Wednesday, 23 October 2013

Bombay Dreams 4: The finale




As I walked under the glaring red canopy I knew exactly how I would write this. Bombay Dreams was undoubtedly living up to its title. Soothing breathy music of a bansuri glided easily on the air, thick with the  flooding aroma of warm Indian spices. The dim saffron candlelight blanketed the scene with a veil of etherealness. Women quickly filled up the room, all glittering elaborately in traditional Asian draped styles. I lapped it all up like Panchamrita.


I sat lonely at Table 22, eagerly anticipating the show. After schmoozing with familiar faces, I sat down to welcome the show's opening. Tassa drums echoed from the outside halls and soon filled our room. A lineup of musicians and crimson clad dancers then filtered through the aisles and to the stage, covering their heads with tremendously ornate umbrellas. Let it begin!

I said before that I knew how I would write this. I even wrote in my notes "Write the article describing the event as though it were a dream". I was so taken by the decor that looked made this often transformable Hilton Ballroom look like it did that way for decades. I came for the designers, but was so easily distracted by the intoxicating ambiance and heart warming story of the whole thing, that I found fashion secondary. Then Peter Elias sent his collection down and I remembered why I was there!

Fashion shows in Trinidad are a very sobering thing. The hype and anticipation always have you looking forward to them, then some stupidness gets sent down the runway and you wonder what possessed you to spend shoe money on this crap. Bombay Dreams was not like that. It was extremely well organised and went on smoothly. Perhaps with the filtering of designers to only the most experienced names (minus Meiling who sadly did not take part this year) helped contribute to the quality of the production. Peter's work was floaty, bright and beautiful as always, but it wasn't anything new. I've seen him mix prints and combine Caribbean with Tribal and Safari enough times to know he can. The models looked flawless and seemed to feel fabulous in his styles.

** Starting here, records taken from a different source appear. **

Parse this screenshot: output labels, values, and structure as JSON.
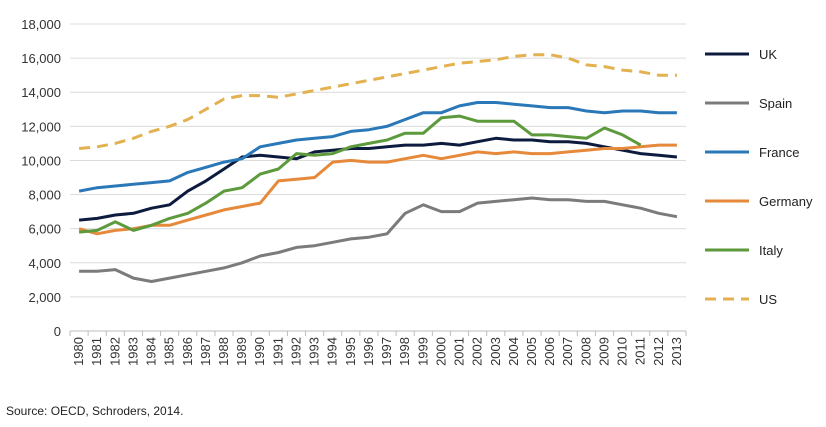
{
  "chart_data": {
    "type": "line",
    "title": "",
    "xlabel": "",
    "ylabel": "",
    "ylim": [
      0,
      18000
    ],
    "yticks": [
      "0",
      "2,000",
      "4,000",
      "6,000",
      "8,000",
      "10,000",
      "12,000",
      "14,000",
      "16,000",
      "18,000"
    ],
    "grid": true,
    "legend_position": "right",
    "x": [
      "1980",
      "1981",
      "1982",
      "1983",
      "1984",
      "1985",
      "1986",
      "1987",
      "1988",
      "1989",
      "1990",
      "1991",
      "1992",
      "1993",
      "1994",
      "1995",
      "1996",
      "1997",
      "1998",
      "1999",
      "2000",
      "2001",
      "2002",
      "2003",
      "2004",
      "2005",
      "2006",
      "2007",
      "2008",
      "2009",
      "2010",
      "2011",
      "2012",
      "2013"
    ],
    "series": [
      {
        "name": "UK",
        "color": "#0d1b3e",
        "dashed": false,
        "values": [
          6500,
          6600,
          6800,
          6900,
          7200,
          7400,
          8200,
          8800,
          9500,
          10200,
          10300,
          10200,
          10100,
          10500,
          10600,
          10700,
          10700,
          10800,
          10900,
          10900,
          11000,
          10900,
          11100,
          11300,
          11200,
          11200,
          11100,
          11100,
          11000,
          10800,
          10600,
          10400,
          10300,
          10200
        ]
      },
      {
        "name": "Spain",
        "color": "#7b7b7b",
        "dashed": false,
        "values": [
          3500,
          3500,
          3600,
          3100,
          2900,
          3100,
          3300,
          3500,
          3700,
          4000,
          4400,
          4600,
          4900,
          5000,
          5200,
          5400,
          5500,
          5700,
          6900,
          7400,
          7000,
          7000,
          7500,
          7600,
          7700,
          7800,
          7700,
          7700,
          7600,
          7600,
          7400,
          7200,
          6900,
          6700
        ]
      },
      {
        "name": "France",
        "color": "#2a78b8",
        "dashed": false,
        "values": [
          8200,
          8400,
          8500,
          8600,
          8700,
          8800,
          9300,
          9600,
          9900,
          10100,
          10800,
          11000,
          11200,
          11300,
          11400,
          11700,
          11800,
          12000,
          12400,
          12800,
          12800,
          13200,
          13400,
          13400,
          13300,
          13200,
          13100,
          13100,
          12900,
          12800,
          12900,
          12900,
          12800,
          12800
        ]
      },
      {
        "name": "Germany",
        "color": "#e6893a",
        "dashed": false,
        "values": [
          6000,
          5700,
          5900,
          6000,
          6200,
          6200,
          6500,
          6800,
          7100,
          7300,
          7500,
          8800,
          8900,
          9000,
          9900,
          10000,
          9900,
          9900,
          10100,
          10300,
          10100,
          10300,
          10500,
          10400,
          10500,
          10400,
          10400,
          10500,
          10600,
          10700,
          10700,
          10800,
          10900,
          10900
        ]
      },
      {
        "name": "Italy",
        "color": "#5c9a3c",
        "dashed": false,
        "values": [
          5800,
          5900,
          6400,
          5900,
          6200,
          6600,
          6900,
          7500,
          8200,
          8400,
          9200,
          9500,
          10400,
          10300,
          10400,
          10800,
          11000,
          11200,
          11600,
          11600,
          12500,
          12600,
          12300,
          12300,
          12300,
          11500,
          11500,
          11400,
          11300,
          11900,
          11500,
          10900,
          null,
          null
        ]
      },
      {
        "name": "US",
        "color": "#e3b14f",
        "dashed": true,
        "values": [
          10700,
          10800,
          11000,
          11300,
          11700,
          12000,
          12400,
          13000,
          13600,
          13800,
          13800,
          13700,
          13900,
          14100,
          14300,
          14500,
          14700,
          14900,
          15100,
          15300,
          15500,
          15700,
          15800,
          15900,
          16100,
          16200,
          16200,
          16000,
          15600,
          15500,
          15300,
          15200,
          15000,
          15000
        ]
      }
    ]
  },
  "source": "Source: OECD, Schroders, 2014."
}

Claudia Pegus was next. Woo papa. Now, I have great admiration for this woman. I worked with her before on a show, and I always tell the story of how she heroically stitched a falling hem on a giant tulle skirt as it was being walked out to the stage. Her strength and savvy overcome her tiny facade. She rocks. HOWEVER, that which she sent down the runway yesterday, calling "Ganges meets the Nile" was clearly not a Collection, but instead a collection of mismatched styles that may have been sitting in her showroom for seasons. Ryan Chan is calling his collection "Psycho Diary", but I feel like the title would have been more fitting here. I was overwhelmed by feathers and sequins and trains, oh my! Not to mention the extreme over-styling of all that glitters, sparkling from every nook and cranny on those poor models. The catastrophic Oktoberfest creations which graced the Miss TnT Universe contestants made another appearance, feather boa and all. It wasn't all bad though, there were some definitely beautiful looks in the mix! I like when she went for the bright hues of yellow undertones on sheers. Would be gorgeous on many women. Also, when done in moderation, her beading was exquisite. A bit of editing could have made this work, but as is, eek. (See my Instagram pics and videos @stephanieramlogan)

Now I'm not a flower painting kind of girl, so Heather Jones has never been a fave of mine. I sure ate my words last night. Her Collection was the stand-out for me. Again, as with all shows I see here, some editing would have helped, but overall, the way the fabrics hovered on the air was enchanting. The pieces were exquisitely constructed, incorporating contemporary cuts and silhouettes with her traditional hand painting techniques. I especially loved the sheer embroidered leggings, which resembled something I loved from Antonio Berardi Spring 2012. The way Athalia Samuel moved in her white gown looked like a sequence under water. The slow fluttering of these fluid fabrics really added to the dream-like feel of the whole night. I heard the Collection is sold in Japan. Hope I don't have to go that far for a piece of the action!

















I wore select pieces from my mom's Bridal Indian Jewellery, a simple Black t-shirt from Calvin Klein and Emerald taffeta wrap trousers from Adrian Foster.